Cordilleran Section - 103rd Annual Meeting (4–6 May 2007)

Paper No. 10
Presentation Time: 8:00 AM-6:00 PM

A ZONED PLUTON FORMED IN THE TRANSVERSE RANGES, CALIFORNIA BY NESTED DIAPIRS OF FRACTIONATED CRETACEOUS MAGMAS


ALPERT, Lisa A.1, FOUTZ, Anna M.2 and STULL, Robert J.2, (1)Earth Sciences, University of Southern California, 3651 Trousdale Parkway, ZHS 127, Los Angeles, CA 90089, (2)Geological Sciences, California State University, Los Angeles, 5151 State University Drive, Los Angeles, CA 90034, laalpert@usc.edu

In the San Bernardino Mountains, Transverse Ranges of southern California, three nested magma pulses consisting of diorite, biotite granite, and muscovite granite intrude the Precambrian to Paleozoic Wood Canyon Formation and the Paleozoic Carrara Formation of Cactus Flat. U-Pb ages of 81.9 ± 2.2 Ma for the diorite, 83.6 ± 2.2 for the biotite granite, and 77.5 ± 4.8 Ma for the muscovite granite indicate inward younging and an ~3-5 m.y history of emplacement. Geochemical data from all three units show LREE enrichment, increasing negative Eu anomalies, and Rb/Sr, K/Rb, A/CNK, and Zr/SiO2 concentrations increasing with SiO2. This is consistent with formation of all three pulses by fractionation from a single source but may also reflect variable source melting and/or contamination.

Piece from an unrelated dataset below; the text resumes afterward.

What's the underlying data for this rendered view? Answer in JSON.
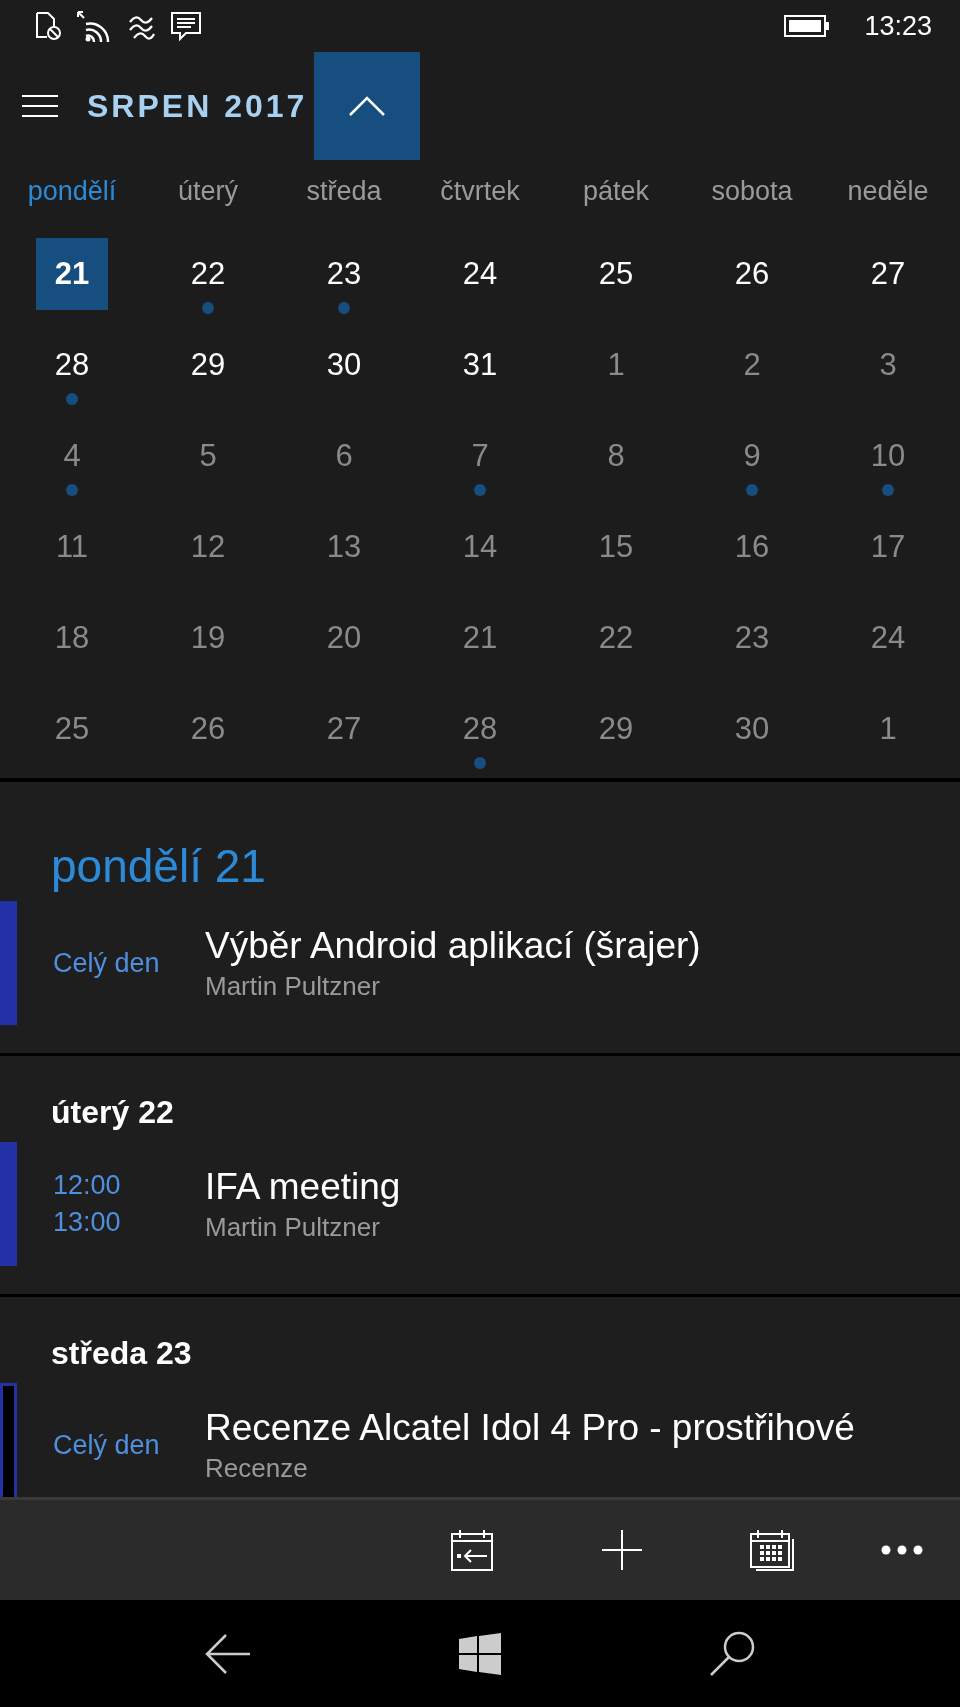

Contact metamorphic effects from emplacement of these three pulses overprint regional metamorphism. Intrusion of the diorite produced an aureole of upper pyroxene hornfels to lower sanidinite facies metamorphism with maximum temperatures between 735-775ºC. The final episode of contact metamorphism occurred as the granitic intrusions caused static, retrograde metamorphism in the albite-epidote-hornfels facies at temperatures of about 350-450˚C. 

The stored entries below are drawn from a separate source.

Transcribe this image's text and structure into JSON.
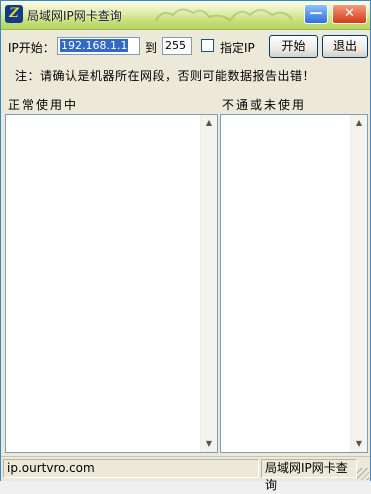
{
  "window": {
    "title": "局域网IP网卡查询",
    "icon_letter": "Z",
    "minimize_glyph": "—",
    "close_glyph": "✕"
  },
  "toolbar": {
    "ip_start_label": "IP开始：",
    "ip_start_value": "192.168.1.1",
    "to_label": "到",
    "ip_end_value": "255",
    "specify_ip_label": "指定IP",
    "specify_ip_checked": false,
    "start_button": "开始",
    "exit_button": "退出"
  },
  "note": "注：请确认是机器所在网段，否则可能数据报告出错！",
  "lists": {
    "in_use_label": "正常使用中",
    "unused_label": "不通或未使用",
    "in_use_items": [],
    "unused_items": []
  },
  "statusbar": {
    "left": "ip.ourtvro.com",
    "right": "局域网IP网卡查询"
  },
  "icons": {
    "scroll_up": "▲",
    "scroll_down": "▼"
  },
  "colors": {
    "title_gradient_top": "#fbfce9",
    "title_gradient_bottom": "#b3d55f",
    "selection": "#316ac5",
    "close_button": "#d33a16",
    "minimize_button": "#2c6fd6"
  }
}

Country rock -pluton and internal contacts between pulses are sharp and steeply dipping and only an extremely narrow structural aureole is formed in the host rock. Steep magmatic lineation is common in the units. Metamorphism of host rock indicates a large body of magma was emplaced at temperatures consistent with a diorite, yet nearly all of the diorite has been removed during emplacement of younger pulses with very little evidence to suggest the mechanism by which this occurred.   Structural evidence precludes lateral expansion or movement on faults as space-making mechanisms for these units and instead requires upward or downward transport of host rock and the older pulses. Evidence for limited stoping exists and may have masked other emplacement mechanisms.